Sunday, October 4, 2009

The Time I Hitched A Ride With A Possible Serial Killer






This is kind of sticking with my October monster posts. I've been wanting to write about this experience for a year or more, and now that I have photos of Traxx I have no excuse. The bar is at the side of the Grand Trunk RR, which allowed for viaducts all along Central Park, and the 8th District cop house was barely a block away. Aside from whatever the restaurant was called, as seen in the sign, the bar had several names before it stayed Traxx. I knew this because I would see it from the front of the Royal Typewriter place where I'd buy my Tandy floppy disks for my word processor in the late 80s. We had my dad's 25th anniversary as a cop there in 1987, but I can't recall the name. Anyhow. It's closed now, Royal is gone, blah blah blah.

In August of 1993, I was at Traxx for a sort of premiere party. Hart Fisher of Boneyard Press had put together this deal and I was there signing copies of my Richard Speck comic. The Brandon Lee comic had also just come out, but Hart had only a limited amount of copies. My friend Greg did the cover for that one. Well, I had to leave to get the last bus up Pulaski. It was a crazy, humid night, and there was fog all over the place. We get that a lot, though normally you see it in the false dawn, closer to 4 or 5 AM. I can see the lights from the cigar store but not the Indian, to help you visualize. Another block up (I had a half mile walk), maybe on Hamlin, I see the bus go by, like a mirage. Couldn't hear it, the air was so thick. So now I had to walk from 63rd to 85th. I'm contemplating what to do, there was no place to call a cab, I'm thinking maybe take the 63rd Street bus to Western, then up to 79th and back to Pulaski.

Well, a car pulls up, the windows down. An overweight guy chewing Clove gum is behind the wheel. Asks me if I want a ride. Now this is where it gets plain stupid, not because I accepted the ride, but because my reasoning was that I could then write about the experience one day. Which I am, sixteen years later. He told me he worked second shift at this factory by the Stevenson off ramp, the name escapes me, but there was always a flashing red light behind these glazed windows. That placed is closed now, too. As the guy is talking, telling me he's heading to 95th Street, I'm checking things out. Nothing in the back seat, the door handles and knob weren't removed. No way the guy had a gun (yea, I know, there's always someplace), because he was blobbish and seemed melded to the steering wheel, his pants and shirt stretched tight. Still, I make up a fake drop off point, the Texaco at 83rd. If things got bad, I could cut through the Texaco lot and head to this weird street named Crestline that absolutely no one knows about unless they live in the Scottsdale neighborhood, it was two blocks long, but by car it took you awhile to get to it, and only via 81st Street. Yeah, I know all the streets in this crummy town.

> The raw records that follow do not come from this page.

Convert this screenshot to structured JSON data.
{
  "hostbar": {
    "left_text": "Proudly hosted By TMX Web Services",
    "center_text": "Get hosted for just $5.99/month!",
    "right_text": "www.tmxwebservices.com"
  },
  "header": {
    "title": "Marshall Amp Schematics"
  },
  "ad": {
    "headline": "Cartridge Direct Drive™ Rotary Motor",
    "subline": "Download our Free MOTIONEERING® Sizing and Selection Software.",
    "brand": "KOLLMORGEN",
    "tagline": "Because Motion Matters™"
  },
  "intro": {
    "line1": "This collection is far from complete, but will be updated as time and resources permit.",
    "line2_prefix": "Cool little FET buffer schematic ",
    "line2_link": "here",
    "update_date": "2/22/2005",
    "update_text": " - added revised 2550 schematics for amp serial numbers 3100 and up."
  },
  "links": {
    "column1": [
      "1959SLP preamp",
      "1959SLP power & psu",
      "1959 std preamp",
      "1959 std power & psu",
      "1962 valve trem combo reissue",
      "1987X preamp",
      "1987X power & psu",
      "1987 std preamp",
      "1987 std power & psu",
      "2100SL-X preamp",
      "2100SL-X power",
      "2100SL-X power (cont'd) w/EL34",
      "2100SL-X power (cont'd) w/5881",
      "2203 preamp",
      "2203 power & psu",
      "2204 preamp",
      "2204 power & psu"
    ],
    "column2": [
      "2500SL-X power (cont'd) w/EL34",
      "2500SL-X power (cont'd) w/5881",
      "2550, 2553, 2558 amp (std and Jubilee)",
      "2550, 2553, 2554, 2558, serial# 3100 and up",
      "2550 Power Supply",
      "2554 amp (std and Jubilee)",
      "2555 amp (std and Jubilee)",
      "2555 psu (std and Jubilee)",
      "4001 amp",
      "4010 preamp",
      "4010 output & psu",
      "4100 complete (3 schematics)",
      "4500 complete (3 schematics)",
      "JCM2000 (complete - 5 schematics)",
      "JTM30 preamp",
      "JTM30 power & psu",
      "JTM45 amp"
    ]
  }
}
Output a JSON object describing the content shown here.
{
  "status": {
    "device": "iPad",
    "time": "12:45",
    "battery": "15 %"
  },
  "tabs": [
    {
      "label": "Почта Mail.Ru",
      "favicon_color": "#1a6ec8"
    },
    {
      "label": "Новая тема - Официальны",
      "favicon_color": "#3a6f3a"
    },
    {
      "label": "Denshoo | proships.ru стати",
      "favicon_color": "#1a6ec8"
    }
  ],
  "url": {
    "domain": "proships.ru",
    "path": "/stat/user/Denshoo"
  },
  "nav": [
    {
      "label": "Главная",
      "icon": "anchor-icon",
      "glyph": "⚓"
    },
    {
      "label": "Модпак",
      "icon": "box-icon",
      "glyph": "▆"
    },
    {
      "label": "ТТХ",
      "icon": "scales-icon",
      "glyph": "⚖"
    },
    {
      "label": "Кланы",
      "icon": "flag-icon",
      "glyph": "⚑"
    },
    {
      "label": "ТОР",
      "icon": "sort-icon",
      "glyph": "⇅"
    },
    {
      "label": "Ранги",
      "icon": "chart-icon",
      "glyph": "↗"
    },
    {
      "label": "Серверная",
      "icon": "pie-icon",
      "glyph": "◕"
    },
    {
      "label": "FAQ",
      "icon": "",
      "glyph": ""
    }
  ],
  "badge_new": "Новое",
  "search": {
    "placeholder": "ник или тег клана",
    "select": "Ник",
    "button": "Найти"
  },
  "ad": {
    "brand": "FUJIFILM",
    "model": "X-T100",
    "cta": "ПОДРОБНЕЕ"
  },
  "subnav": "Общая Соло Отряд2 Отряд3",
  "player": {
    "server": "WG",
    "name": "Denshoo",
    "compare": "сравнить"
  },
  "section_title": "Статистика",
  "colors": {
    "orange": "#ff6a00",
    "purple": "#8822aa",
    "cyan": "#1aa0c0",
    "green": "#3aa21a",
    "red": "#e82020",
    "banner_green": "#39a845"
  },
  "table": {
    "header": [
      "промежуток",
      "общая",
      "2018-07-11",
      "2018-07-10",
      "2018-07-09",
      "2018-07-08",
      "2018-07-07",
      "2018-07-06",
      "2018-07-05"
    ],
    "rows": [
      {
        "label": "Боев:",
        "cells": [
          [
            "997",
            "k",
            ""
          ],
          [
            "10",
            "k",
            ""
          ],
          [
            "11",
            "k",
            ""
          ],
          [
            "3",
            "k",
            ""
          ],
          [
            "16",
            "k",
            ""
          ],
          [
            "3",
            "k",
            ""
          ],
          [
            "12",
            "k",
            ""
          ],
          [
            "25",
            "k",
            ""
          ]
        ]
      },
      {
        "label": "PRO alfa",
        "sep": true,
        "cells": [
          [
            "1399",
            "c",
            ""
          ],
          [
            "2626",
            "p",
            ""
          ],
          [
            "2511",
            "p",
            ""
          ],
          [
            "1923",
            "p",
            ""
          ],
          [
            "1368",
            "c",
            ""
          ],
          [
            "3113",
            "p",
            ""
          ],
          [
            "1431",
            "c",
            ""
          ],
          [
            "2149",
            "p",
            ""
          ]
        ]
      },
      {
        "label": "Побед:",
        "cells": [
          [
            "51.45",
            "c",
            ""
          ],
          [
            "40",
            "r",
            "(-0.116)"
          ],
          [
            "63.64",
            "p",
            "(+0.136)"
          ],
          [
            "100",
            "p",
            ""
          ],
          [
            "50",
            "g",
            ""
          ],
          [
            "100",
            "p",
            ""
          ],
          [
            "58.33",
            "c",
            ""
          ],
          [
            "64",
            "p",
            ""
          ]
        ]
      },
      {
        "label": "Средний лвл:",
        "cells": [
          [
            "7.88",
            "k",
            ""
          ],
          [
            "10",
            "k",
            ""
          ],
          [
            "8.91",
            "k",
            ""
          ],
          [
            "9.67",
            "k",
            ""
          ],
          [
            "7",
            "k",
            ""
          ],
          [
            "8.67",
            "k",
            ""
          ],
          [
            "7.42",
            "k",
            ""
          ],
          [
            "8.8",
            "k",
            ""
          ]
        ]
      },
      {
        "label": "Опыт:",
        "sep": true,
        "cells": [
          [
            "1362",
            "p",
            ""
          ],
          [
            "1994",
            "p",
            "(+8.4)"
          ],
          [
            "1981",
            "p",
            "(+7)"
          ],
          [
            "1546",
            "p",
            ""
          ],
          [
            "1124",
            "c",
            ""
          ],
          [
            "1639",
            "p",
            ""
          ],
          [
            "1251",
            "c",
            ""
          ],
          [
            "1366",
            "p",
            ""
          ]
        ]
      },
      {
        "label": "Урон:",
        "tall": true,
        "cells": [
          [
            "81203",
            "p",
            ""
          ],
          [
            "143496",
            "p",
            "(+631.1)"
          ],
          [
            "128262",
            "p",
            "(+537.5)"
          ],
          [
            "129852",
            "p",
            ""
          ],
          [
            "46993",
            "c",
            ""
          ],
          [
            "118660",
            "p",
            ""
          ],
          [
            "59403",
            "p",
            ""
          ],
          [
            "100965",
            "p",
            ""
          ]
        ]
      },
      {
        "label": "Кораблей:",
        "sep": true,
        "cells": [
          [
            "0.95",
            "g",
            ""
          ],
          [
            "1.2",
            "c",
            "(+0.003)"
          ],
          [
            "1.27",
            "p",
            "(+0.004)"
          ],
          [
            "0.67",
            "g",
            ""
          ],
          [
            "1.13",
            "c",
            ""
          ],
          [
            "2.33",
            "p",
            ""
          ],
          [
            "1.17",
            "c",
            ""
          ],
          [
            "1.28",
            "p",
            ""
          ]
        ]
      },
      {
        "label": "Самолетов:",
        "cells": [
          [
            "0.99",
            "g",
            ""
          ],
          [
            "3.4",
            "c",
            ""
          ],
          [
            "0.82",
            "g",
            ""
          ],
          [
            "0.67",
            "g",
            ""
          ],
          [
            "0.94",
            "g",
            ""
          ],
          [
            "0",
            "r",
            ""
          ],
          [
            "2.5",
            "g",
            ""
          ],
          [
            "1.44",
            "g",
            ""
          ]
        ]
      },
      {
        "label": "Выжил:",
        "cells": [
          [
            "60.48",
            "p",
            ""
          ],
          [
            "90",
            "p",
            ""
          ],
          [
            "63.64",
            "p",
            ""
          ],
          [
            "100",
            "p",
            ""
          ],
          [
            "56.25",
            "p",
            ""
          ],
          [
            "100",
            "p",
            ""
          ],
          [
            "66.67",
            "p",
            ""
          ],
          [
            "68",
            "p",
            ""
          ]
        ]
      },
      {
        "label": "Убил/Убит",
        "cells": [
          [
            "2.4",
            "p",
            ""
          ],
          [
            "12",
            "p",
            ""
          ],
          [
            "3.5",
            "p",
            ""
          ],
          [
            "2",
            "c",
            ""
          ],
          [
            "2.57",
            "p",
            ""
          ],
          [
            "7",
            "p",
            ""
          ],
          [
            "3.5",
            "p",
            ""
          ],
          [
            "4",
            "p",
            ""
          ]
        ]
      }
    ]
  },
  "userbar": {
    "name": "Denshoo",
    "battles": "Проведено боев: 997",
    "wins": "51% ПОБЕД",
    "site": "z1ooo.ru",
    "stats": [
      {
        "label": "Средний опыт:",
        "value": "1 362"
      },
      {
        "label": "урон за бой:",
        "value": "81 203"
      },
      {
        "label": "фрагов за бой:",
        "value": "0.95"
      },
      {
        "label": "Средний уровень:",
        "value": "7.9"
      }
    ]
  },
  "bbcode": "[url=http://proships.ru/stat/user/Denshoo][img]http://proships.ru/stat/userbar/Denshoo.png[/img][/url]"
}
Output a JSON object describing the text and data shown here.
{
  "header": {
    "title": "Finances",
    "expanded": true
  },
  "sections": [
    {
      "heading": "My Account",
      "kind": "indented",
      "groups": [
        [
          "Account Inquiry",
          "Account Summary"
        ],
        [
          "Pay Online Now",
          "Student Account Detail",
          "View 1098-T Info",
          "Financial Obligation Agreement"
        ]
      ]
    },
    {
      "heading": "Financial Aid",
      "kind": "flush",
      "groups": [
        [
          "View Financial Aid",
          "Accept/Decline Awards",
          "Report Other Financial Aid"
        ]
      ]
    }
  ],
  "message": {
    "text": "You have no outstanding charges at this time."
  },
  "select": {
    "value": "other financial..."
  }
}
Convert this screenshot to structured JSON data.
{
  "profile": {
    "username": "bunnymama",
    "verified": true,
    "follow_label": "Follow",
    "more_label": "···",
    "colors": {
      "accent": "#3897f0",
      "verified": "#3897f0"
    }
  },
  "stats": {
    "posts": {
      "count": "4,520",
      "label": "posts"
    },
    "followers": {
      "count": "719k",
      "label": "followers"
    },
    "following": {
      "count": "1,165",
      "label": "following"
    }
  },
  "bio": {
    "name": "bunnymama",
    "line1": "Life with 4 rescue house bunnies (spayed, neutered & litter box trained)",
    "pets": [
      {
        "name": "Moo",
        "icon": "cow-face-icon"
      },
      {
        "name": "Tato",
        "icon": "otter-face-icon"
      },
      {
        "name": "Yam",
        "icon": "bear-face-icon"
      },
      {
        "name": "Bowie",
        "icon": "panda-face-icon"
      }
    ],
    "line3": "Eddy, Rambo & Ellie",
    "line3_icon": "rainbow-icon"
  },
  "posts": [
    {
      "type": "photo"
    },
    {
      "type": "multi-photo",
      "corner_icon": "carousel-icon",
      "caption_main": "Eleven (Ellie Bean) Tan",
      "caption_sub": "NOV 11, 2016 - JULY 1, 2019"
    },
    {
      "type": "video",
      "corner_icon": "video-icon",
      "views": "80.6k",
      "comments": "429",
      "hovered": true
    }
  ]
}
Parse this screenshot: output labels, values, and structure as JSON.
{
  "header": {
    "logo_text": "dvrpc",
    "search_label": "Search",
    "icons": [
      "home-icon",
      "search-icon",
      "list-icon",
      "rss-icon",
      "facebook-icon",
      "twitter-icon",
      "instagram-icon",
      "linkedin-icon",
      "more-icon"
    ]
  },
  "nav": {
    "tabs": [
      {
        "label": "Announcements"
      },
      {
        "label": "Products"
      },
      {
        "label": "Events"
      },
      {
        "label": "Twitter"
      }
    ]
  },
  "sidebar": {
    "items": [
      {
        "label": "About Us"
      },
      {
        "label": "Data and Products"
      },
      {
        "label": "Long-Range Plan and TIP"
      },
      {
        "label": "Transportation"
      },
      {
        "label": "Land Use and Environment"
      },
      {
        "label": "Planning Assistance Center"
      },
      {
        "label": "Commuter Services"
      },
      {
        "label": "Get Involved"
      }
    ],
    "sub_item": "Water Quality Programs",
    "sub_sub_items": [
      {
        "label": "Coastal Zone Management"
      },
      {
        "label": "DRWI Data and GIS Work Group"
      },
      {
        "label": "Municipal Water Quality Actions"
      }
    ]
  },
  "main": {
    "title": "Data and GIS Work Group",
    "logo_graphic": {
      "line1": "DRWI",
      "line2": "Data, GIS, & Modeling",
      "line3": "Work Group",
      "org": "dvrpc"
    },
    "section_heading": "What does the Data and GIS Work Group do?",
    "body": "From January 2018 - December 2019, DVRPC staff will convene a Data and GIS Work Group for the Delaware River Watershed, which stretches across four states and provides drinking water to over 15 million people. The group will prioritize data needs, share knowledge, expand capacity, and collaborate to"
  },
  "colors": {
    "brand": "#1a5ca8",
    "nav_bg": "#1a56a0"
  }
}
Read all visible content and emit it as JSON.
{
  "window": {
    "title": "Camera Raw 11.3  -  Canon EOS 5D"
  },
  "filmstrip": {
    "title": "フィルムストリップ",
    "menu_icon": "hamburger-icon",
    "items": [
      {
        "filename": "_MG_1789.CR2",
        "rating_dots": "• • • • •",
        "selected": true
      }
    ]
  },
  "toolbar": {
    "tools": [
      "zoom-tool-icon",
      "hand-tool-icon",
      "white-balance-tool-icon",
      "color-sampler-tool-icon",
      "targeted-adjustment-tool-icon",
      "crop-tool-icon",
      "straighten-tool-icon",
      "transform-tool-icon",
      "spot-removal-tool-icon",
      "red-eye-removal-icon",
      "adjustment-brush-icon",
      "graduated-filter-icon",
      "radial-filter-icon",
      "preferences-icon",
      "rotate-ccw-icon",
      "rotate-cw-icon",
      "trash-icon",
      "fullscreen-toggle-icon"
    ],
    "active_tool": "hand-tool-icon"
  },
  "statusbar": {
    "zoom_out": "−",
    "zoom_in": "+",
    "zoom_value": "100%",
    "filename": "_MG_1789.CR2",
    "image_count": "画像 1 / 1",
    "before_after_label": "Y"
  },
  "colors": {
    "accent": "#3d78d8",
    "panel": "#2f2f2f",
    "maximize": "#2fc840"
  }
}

Sooooo, I get. in. the. car. He talks the talk, everything is cool. Until we hit the Texaco, closed for the night. Then this happens. I can still hear his voice and smell that damn Clove gum. He clutches the steering wheel like he was a pilot trying to keep his plane from going into a dive. He starts crying, sobbing, saying--word for word--"Oh God Oh God why can't I just live my life and not want to do these things...and I was out of that car like lightning. Down the alley, which, stupid me, I thought was too narrow for a car. Silly me, there were the headlights. I hopped a chain link fence, choosing a yard where I knew he couldn't follow, as some backyards had ridiculously low fences. I then ran down to Crestline, realizing that I had a choice of staying there or go back to Pulaski or 83rd and see him waiting in his car. Or out of his car. The fog had lifted, and damned if his car didn't come down Karlov, turning onto Crestline. It was like a ghost car. I actually climbed behind some bushes, after grabbing two large rocks, just in case. The car went by, turned down Komensky then west on 82nd Street. I ran back the way I'd come, cut across Pulaski and past Frano's barber shop (which was, oddly, on the side street) and into the alley. I then zigzagged through several connecting alleys until I hit 85th and Springfield, then ran to my house, three in towards Pulaski.

I really, really want this story to be told, so I can be done with it. One day it will fit into a story, the smell of the gum and the vinyl on the seat, the sweat on the guy's face, his black plastic glasses. So there it is, maybe the stupidest thing I've ever done. There it is.